Yes, it is good to shed some weight. Apart from the aesthetics that comes with weight loss, you are, invariably, reducing your risk for killer diseases such as diabetes, cancer and hypertension, which have been associated with obesity.
However, restricting your diet too much wreaks havoc on your health.
For instance, Consultant Nutritionist, Dr. Andrew Anisuba, warns that people who eat irregularly in the name of dieting may have problems with their glucose and insulin levels, both of which are key players when it comes to achieving smooth metabolism.
Anisuba says, “Studies have shown that eating irregular meals, like only once a day, impairs your glucose tolerance, so you can’t use it as effectively as you should.”
The nutritionist warns that the Atkins diet (or Atkins Nutritional Approach), which focuses on protein intake as against carbohydrates, may predispose one to kidney diseases.
As much as these diets may help you lose weight or not gain weight, they have their ugly side, which could lead to more complications, including kidney disease, cancer and severe damage to internal organs.
According to physicians and nutritionists, not all the effects of dieting are positive. Another nutritionist, Dr. Yomi Agaja, says diets that encourage high protein contents in our meals have the most dangerous effects.
He warns that fad diets such as the Atkins Diet and the vegetarian diets which emphasise high protein content, such that dieters now avoid carbohydrates such as bread, pasta, yam and rice, pose certain risks, including kidney failure.
He states, “It’s well known that patients with kidney problems suffer from eating a high protein diet. Such a diet can put a strain on your kidneys.
“Your kidneys are responsible for filtering a number of substances, including protein, from your blood. So, a high protein diet can put a strain on your kidneys. In fact, those with reduced kidney function should avoid such a diet.”
If that does not scare you from embarking on that diet, some studies of some dieters of more than four years show that high-protein diets may contribute to the development of some cancers.
The research, which involved over 30,000 participants from various parts of the world, shows that people who eat low-protein diets have been shown to have low blood levels of Insulin-like Growth Factor-1 (IGF-1).
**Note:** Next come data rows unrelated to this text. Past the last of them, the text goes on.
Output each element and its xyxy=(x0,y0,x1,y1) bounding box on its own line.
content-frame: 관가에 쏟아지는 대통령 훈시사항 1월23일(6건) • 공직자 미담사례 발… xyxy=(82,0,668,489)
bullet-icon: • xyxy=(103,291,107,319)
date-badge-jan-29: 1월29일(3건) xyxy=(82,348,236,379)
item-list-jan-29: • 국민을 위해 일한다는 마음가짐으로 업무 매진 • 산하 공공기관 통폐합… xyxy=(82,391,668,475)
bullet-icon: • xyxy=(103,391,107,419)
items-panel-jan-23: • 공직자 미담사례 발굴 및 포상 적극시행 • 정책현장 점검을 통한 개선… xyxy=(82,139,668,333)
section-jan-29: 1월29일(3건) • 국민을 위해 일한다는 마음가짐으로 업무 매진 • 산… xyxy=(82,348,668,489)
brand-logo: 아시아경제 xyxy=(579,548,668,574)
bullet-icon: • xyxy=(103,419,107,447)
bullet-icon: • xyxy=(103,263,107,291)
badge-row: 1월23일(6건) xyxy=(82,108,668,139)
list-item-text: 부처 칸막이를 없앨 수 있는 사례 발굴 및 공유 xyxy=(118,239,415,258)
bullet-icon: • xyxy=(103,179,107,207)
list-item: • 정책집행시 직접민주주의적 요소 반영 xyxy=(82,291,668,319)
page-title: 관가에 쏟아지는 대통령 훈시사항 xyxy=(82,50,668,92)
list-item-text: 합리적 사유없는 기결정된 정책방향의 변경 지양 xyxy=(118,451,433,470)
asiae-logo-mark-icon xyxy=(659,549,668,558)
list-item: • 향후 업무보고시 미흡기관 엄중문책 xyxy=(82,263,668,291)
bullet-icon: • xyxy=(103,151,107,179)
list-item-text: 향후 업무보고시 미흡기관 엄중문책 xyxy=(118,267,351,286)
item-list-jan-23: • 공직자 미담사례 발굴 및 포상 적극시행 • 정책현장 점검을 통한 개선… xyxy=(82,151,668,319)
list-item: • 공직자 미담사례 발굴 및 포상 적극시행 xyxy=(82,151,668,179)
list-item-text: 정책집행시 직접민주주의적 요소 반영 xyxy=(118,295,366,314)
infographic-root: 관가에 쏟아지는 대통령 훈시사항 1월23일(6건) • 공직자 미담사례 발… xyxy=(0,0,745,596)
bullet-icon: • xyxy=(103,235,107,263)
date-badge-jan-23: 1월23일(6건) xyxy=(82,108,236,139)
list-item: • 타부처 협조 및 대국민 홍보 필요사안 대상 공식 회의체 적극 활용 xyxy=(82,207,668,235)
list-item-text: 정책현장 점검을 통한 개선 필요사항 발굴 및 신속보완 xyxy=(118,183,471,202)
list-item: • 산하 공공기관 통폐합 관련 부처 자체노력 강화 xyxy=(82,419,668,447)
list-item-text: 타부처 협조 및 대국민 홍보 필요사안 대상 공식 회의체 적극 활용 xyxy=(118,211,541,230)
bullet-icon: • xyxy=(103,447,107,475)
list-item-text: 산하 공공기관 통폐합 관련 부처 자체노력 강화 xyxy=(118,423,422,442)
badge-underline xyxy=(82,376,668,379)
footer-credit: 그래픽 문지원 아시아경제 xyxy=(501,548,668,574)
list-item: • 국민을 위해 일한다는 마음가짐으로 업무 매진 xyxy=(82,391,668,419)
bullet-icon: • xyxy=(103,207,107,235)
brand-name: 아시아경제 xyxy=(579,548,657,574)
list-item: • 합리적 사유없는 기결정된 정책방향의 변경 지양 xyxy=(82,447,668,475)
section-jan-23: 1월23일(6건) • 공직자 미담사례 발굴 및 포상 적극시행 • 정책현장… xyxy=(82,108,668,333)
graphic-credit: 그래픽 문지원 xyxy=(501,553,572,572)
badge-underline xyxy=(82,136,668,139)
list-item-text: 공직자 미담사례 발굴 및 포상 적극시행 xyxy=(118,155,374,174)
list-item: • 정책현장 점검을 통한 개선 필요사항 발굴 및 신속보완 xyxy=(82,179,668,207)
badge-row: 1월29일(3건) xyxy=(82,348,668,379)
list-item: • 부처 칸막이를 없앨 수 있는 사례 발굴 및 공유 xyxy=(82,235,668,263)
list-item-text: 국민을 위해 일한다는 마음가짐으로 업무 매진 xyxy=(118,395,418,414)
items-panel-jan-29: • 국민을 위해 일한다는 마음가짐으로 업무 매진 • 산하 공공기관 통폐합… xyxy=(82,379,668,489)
High protein diets increase blood levels of IGF-1, which some researchers say contribute to certain forms of cancer.
Agaja says that the danger of excluding some class of foods from one’s diet – whether carbohydrates, proteins, plant or animal-based food – is that one would be depriving the body of essential and non-essential nutrients that it desperately needs to function.
“It could lead to serious nutritional deficiencies. Your body needs carbohydrates to make energy. When you deprive your body of carbohydrates, it’s forced to burn body and dietary fat and protein to make energy instead.
“When your body begins to burn large amounts of body fat, ketones can accumulate in the body. When dangerous levels of ketones accumulate in the body, the dieter could succumb to a diabetic coma, which could be deadly without immediate treatment.”
Experts say the challenge with exclusive and extreme dieting is that it usually cannot be sustained in the long term, as people eventually resume eating regular meals, at the end of the day gaining more calories than they are able to shed.
They advise that it is better to adjust one’s diet gradually for greater and long-term results.
Agaja adds, “Nobody is saying you should be reckless with what you put in your mouth; but extreme dieting, especially the type where you intentionally abstain from some foods that are supposed to provide essential nutrients and minerals, is very detrimental to health.
“The trick is actually not in what you avoid in your meals; rather, it is in what you are not avoiding when you actually decide to mercifully give your body the food it deserves.”
The nutritionist advises that instead of cutting thousands of calories on a daily basis, one should find ways of cutting a few hundred calories each day, in combination with daily exercise.
However, for you to exercise, you need carbohydrates, proteins and all classes of food in reasonable portions for energy and strength. So, don’t starve yourself. Instead, a little tweak in your lifestyle choices can do the trick! Here are some…
Skip salty snacks: You can achieve your desired weight if you stop snacking on salty plantain chips and other snacks in the tuck shop in your office. Instead of eating many calories to kill that pang of hunger, nutritionists say you should drink water, as hunger may be a sign of thirst or dehydration.
Don’t skip 300-calorie breakfast: Many studies and health experts unanimously agree that breakfast is, indeed, the most important meal of the day; and a good, nutritious, breakfast is the foundation of long, healthy and vibrant life. Those who eat nutritious breakfasts daily generally have lower cholesterol levels, which are associated with reduced risk of heart disease and diabetes.